Смерть провокатора не должна была вызывать подозрений. После тщательного и всестороннего обсуждения подпольщики решили, что Кушнир-Кушнарев должен «заболеть» и умереть в больнице. Однако и этот вариант был не безопасен. Если и удастся утаить подлинную причину смерти бывшего царского генерала от эсэсовцев, то этого нельзя будет скрыть от опытного глаза главного врача Адольфа Говена. Он все поймет с первого взгляда. Как же быть?
И вот подпольный центр принимает решение – найти ключи к сердцу Говена. По заданию центра немецкие, чешские, французские и австрийские антифашисты, работавшие в канцелярии концлагеря, в больнице, в Гигиеническом институте, уборщики, врачи, писари, разносчики обедов, повара следили за каждым шагом главного врача, запоминали каждое сказанное им слово. Полученные данные стекались к Рихарду, одному из руководителей отдела безопасности.
Говен, сын фрейбургского помещика, имел твердый характер, железную волю, отличался стойкими взглядами. Он фанатичный фашист, верящий и преданный до мозга костей Гитлеру. К своим сослуживцам, эсэсовцам относится высокомерно, презирая их «мышиную возню» по уничтожению людей. Он мечтает о «грандиозных планах» обезлюдения и превращения Европы в жизненное пространство для арийцев. У него нет никаких увлечений: не курит, не пьет, женщинами не интересуется. Из всех женщин он, кажется, увлечен одной – Эльзой Кох, но та к нему, кажется, равнодушна.
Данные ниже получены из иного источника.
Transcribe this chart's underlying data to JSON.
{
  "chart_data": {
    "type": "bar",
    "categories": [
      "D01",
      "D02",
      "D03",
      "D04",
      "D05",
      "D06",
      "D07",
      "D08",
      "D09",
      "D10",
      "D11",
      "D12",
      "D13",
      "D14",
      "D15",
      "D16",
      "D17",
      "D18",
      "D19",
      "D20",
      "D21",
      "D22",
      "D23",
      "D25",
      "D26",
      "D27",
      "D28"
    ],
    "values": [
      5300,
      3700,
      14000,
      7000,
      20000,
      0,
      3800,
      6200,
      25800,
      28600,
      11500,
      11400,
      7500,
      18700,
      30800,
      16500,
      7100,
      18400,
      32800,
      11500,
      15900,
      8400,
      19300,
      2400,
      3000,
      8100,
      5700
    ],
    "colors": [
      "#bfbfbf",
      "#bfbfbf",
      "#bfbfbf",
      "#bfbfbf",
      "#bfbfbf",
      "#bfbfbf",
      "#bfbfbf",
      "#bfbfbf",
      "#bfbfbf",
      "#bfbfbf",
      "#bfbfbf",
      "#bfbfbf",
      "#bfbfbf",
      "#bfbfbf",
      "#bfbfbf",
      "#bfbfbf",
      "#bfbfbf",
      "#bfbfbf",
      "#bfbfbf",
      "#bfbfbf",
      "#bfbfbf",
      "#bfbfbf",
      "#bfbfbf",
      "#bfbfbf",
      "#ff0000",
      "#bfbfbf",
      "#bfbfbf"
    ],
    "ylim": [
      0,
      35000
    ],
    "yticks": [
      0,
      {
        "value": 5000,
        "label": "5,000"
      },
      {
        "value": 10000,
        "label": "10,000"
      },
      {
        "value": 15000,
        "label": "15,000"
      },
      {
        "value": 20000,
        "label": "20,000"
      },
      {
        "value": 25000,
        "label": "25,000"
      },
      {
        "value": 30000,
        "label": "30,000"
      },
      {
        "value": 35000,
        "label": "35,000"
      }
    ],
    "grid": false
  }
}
Антифашистский центр вынужден был признать, что Говен орешек более крепкий, чем предполагалось. У майора нет уязвимого места. И все же Рихард нашел эту ахиллесову пяту. В одном из сообщений разведывательной сети он обратил внимание на фразу, которую Говен сказал в финансовом отделе при получении денег. Взвешивая в руке плотную пачку марок, майор Говен шутливо произнес:
– Дер даллес, дер даллес… (Бедность, бедность.)
Именно в этих двух словах Рихард и увидел «ключи к сердцу Говена».
– Нужна крупная сумма, – сказал Рихард на заседании центра Николаю Симакову.
Но какая именно сумма могла считаться для Говена «крупной», еще предстояло выяснить. Снова заработали все звенья разведки. Установили: ежегодно главный врач имеет от своего имения около двух тысяч марок чистого дохода. И тогда решили: дать ему сумму, равную его пятнадцатилетнему доходу.
Драгоценности поручили достать политическому заключенному, немцу, антифашисту Отто Галле и работавшему вместе с ним в вещевом складе русскому патриоту Косте Руденко. В вещевом складе хранились драгоценности, отнятые эсэсовцами у своих жертв.
Начальник второго операционного отдела лагерной больницы, политический заключенный коммунист-тельмановец Гельмут Тиман взялся выполнить основную часть задуманной операции: сделать предложение Говену.